Una scelta spiazzante, quella di Attilio, che arriva fino ad Amburgo per crearsi una nuova serie di legami e amicizie, accettando di fare l’operaio lui che insegnava letteratura nella valle del Trigno, fino a realizzare un salto esistenziale che ricorda la vita etica di Kierkegaard, quando inizierà una relazione con una donna italiana anche lei approdata in Germania.

Dunque una vicenda sul tema dell’emigrazione, così come sul divenire incessante della vita sulla libertà di ogni donna e uomo che portano avanti le proprie aspirazioni legittime. E che ci fa riflettere, soprattutto, sul motivo, doloroso, per cui tanti giovani, oggi come allora, debbano lasciare le proprie famiglie e il Bel paese per trovare altrove una vita migliore.

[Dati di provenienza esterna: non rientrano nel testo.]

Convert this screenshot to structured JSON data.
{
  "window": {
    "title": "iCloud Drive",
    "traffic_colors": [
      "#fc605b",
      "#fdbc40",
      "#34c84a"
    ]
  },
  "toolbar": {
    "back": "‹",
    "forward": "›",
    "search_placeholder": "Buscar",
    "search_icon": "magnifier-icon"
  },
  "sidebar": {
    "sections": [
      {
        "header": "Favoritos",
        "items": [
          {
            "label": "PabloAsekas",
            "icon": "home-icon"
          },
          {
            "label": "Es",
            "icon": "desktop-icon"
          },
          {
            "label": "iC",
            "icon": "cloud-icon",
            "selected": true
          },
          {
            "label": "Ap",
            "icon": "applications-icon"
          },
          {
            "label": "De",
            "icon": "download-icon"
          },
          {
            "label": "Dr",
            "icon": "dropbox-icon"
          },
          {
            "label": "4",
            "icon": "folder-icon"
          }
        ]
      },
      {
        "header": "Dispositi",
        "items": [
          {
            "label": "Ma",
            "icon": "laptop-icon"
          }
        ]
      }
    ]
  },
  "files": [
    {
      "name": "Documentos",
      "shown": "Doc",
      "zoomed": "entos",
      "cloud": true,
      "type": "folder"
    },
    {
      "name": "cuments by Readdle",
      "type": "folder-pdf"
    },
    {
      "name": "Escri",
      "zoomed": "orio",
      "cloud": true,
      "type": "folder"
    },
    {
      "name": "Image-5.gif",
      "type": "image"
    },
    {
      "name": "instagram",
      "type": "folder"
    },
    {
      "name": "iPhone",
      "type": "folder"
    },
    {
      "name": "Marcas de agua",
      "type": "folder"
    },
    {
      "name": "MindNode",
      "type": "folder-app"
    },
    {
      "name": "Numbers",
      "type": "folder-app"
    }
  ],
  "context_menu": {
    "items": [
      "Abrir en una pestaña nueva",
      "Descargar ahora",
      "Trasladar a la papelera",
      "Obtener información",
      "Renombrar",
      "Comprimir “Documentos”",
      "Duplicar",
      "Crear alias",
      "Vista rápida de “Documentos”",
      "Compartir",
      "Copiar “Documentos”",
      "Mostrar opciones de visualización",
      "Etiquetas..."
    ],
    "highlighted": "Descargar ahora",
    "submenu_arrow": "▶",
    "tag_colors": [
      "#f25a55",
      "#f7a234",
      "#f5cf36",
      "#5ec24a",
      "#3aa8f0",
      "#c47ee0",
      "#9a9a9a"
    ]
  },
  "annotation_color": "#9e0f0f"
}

Ed è per questo che si torna all’incipit di questo articolo: prima di essere costretti a emigrare, occorre impegnarsi per il proprio territorio. Darsi da fare contro le arretratezze e le inefficienze che bloccano lo sviluppo: quello di D’Alonzo è un romanzo che ci ricorda l’importanza della partecipazione politica. Vivere, incontrare l’altro, il vicino, interessarsi alla vita pubblica, far maturare la propria comunità, oggi come cinquant’anni anni fa, rimane l’antidoto più efficace contro l’impoverimento del sociale. Perché partecipare vuol dire prendersi cura dell’ambiente che si ha intorno, contrastando il rischio di una realtà fatta solo per pochi, o di arcaici privilegi che mortificano la crescita.

Prima di decidere di emigrare, come l’insegnante Attilio, che in fondo sogna sempre di tornare in Italia per migliorare la sua terra, sarebbe importante impegnarsi per il proprio territorio, per realizzare riforme, e per cambiare, se non le condizioni economiche, almeno qualche vecchia mentalità che blocca la crescita.